Why I hate programming in Python

Python is a very popular and powerful programming language. It has many strengths that have contributed to its success as a programming language:

It is a good introductory language that many people start out with.
It is an interpreted language and interactive Python (e.g. ipython, or interactive debugging with IPython.embed() or code.interact(local=locals())) allows for powerful problem solving and debugging to be done.
It has a large body of freely available libraries that enable programmers to do many things with relative ease. For example whether it is web development with the Django framework, working with numerical data with numpy and scipy, using matplotlib for data visualization, or doing machine learning with Python API like that provided by keras.

I use Python myself quite a lot for my own research work primarily because of the useful libraries that exist. I have been very productive using the language and I think it has deserved the success it has experienced. However the more I use Python, the more I have come to notice some short-comings of it, and have come to see it as an old, out-dated language. This post is meant to describe weaknesses that I feel are intrinsic to the language itself. This means that I will not be talking about the libraries that exist in the language, nor will I be complaining about things like the package management system or unit testing libraries. I am not trying to advocated against people using Python, because if you can live with its idiosyncrasies then Python can be a very powerful tool to do a great many things, whether it is building a website, analyzing complex data sets, or writing a program to automate your smart devices.

Does not feel object-oriented
Plethora of double-underscore method names
Global methods
List comprehensions are backwards
Whitespace and lack of block-end delimiters
Lack of multiline blocks

1 – Does not feel object-oriented

Python is supposed to be an object-oriented programming language, yet it often feels like it is a C-like language masquerading as an object-oriented language.

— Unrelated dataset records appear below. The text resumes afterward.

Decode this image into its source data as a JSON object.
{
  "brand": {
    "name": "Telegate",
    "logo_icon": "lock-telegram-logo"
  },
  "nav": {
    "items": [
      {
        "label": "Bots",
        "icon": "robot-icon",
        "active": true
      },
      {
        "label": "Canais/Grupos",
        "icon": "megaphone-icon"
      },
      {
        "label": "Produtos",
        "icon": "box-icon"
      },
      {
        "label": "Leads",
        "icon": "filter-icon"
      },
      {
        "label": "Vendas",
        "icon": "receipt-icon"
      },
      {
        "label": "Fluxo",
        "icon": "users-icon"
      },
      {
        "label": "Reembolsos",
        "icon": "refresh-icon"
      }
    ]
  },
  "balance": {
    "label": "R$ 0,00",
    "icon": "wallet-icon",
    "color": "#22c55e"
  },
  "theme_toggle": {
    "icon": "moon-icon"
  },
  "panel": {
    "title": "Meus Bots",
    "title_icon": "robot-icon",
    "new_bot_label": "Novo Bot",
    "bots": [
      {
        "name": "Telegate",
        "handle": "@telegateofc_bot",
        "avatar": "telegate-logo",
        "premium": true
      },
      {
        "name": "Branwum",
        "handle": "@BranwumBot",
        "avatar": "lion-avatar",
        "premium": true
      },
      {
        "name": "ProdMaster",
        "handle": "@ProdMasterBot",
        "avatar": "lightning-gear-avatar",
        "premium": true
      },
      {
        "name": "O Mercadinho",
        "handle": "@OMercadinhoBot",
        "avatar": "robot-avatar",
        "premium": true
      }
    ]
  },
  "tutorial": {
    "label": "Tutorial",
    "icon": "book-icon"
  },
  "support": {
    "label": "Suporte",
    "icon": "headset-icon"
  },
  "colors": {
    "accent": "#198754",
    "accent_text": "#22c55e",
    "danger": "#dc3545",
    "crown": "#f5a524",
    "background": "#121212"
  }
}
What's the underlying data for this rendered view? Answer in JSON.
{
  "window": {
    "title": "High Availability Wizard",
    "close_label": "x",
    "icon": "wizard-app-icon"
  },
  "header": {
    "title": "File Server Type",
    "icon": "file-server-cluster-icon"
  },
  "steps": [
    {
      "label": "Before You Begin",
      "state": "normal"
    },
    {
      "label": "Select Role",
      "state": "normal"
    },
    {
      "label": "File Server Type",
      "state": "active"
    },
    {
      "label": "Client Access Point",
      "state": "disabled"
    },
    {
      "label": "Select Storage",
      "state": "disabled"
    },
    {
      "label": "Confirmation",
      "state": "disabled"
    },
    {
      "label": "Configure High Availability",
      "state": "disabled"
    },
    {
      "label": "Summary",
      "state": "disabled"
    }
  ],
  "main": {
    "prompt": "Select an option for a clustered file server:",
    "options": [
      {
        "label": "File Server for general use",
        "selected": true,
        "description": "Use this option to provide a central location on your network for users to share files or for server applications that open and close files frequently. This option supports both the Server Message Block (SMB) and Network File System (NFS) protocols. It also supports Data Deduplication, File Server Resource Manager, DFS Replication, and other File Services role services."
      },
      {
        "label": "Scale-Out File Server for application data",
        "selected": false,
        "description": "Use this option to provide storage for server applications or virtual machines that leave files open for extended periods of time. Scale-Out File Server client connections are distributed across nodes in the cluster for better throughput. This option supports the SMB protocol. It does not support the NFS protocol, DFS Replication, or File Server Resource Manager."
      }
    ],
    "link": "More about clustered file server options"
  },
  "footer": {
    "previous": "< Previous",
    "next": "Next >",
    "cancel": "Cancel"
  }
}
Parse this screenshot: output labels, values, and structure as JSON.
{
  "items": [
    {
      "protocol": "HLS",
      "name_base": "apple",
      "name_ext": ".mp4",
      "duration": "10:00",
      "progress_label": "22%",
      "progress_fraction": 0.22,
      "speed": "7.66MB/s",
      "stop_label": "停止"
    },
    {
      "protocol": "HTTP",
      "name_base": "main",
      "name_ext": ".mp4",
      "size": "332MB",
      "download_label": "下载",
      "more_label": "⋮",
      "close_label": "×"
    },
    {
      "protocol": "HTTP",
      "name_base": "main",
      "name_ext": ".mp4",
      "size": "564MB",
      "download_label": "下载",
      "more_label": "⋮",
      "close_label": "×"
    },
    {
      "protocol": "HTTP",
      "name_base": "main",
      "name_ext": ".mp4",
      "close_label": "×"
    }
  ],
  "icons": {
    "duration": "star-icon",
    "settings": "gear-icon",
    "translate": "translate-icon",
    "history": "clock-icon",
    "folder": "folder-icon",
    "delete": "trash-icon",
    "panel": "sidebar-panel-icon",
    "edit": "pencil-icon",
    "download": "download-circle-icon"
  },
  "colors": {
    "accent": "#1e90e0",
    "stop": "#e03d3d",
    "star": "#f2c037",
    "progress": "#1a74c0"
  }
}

1.1 – `self` as first argument

In C, one common technique is to define structs to store some data, and have a set of methods which take a pointer to this struct as a first argument.

typedef struct {
  float x, y;
} Point;

void translate_point(Point* point, const Point* translation) {
  point->x += translation->x;
  point->y += translation->y;
}

In Python, emulating this behavior with a class would look like this

class Point(object):
    def __init__(self, x, y):
        self.x = x
        self.y = y
    
    def translate(self, other):
        self.x += other.x
        self.y += other.y

One can see that the translate method here takes self as a first parameter. However, why is it necessary to pass self as the first argument to each method here? Other object-oriented programming languages do not require explicit self because it is obvious, and this removes boilerplate code and improves readability. Languages like C++, C#, Java, and Ruby do not require this parameter, and its presence makes Python feel like the object-oriented capabilities was tacked on:

# Ruby
class Point
    attr_reader :x, :y
    
    def initialize(x, y) # no `self`
        @x = x
        @y = y
    end
    
    def translate(other) # no `self`
        @x += other.x
        @y += other.y
    end
end

// C++
class Point {
    public:
        double x, y;
    
        Point(double x_, double y_) : x(x_), y(y_) {} // no `this`
        
        void translate(const Point& point) { // no `this`
            x += point.x;
            y += point.y;
        }
};

Similarly, class methods in Python require a class parameter as the first argument, in addition to the eye-opening decorator @classmethod:

class PointFactory(object):
    @classmethod
    def build(klass, x, y): # <= Requiring class as 1st argument is verbose
        return Point(x, y)

1.2 – `super`

Another place where Python feels like it falls short is the super syntax. It is way more complicated to do something as common as calling the super constructor than it has to be. This difference is very apparent when you compare similar Python and Ruby code.

# Python
class Animal(object):
    def __init__(self, name):
        self.name = name
    
    def make_noise(self):
        print("The animal named {} made noise".format(self.name))

class Dog(Animal):
    def __init__(self, name, breed):
        super(Dog, self).__init__(name) # <= That's a mouthful
        self.breed = breed
        
    def make_noise(self):
        print("The {} dog named {} barked".format(self.breed, self.name))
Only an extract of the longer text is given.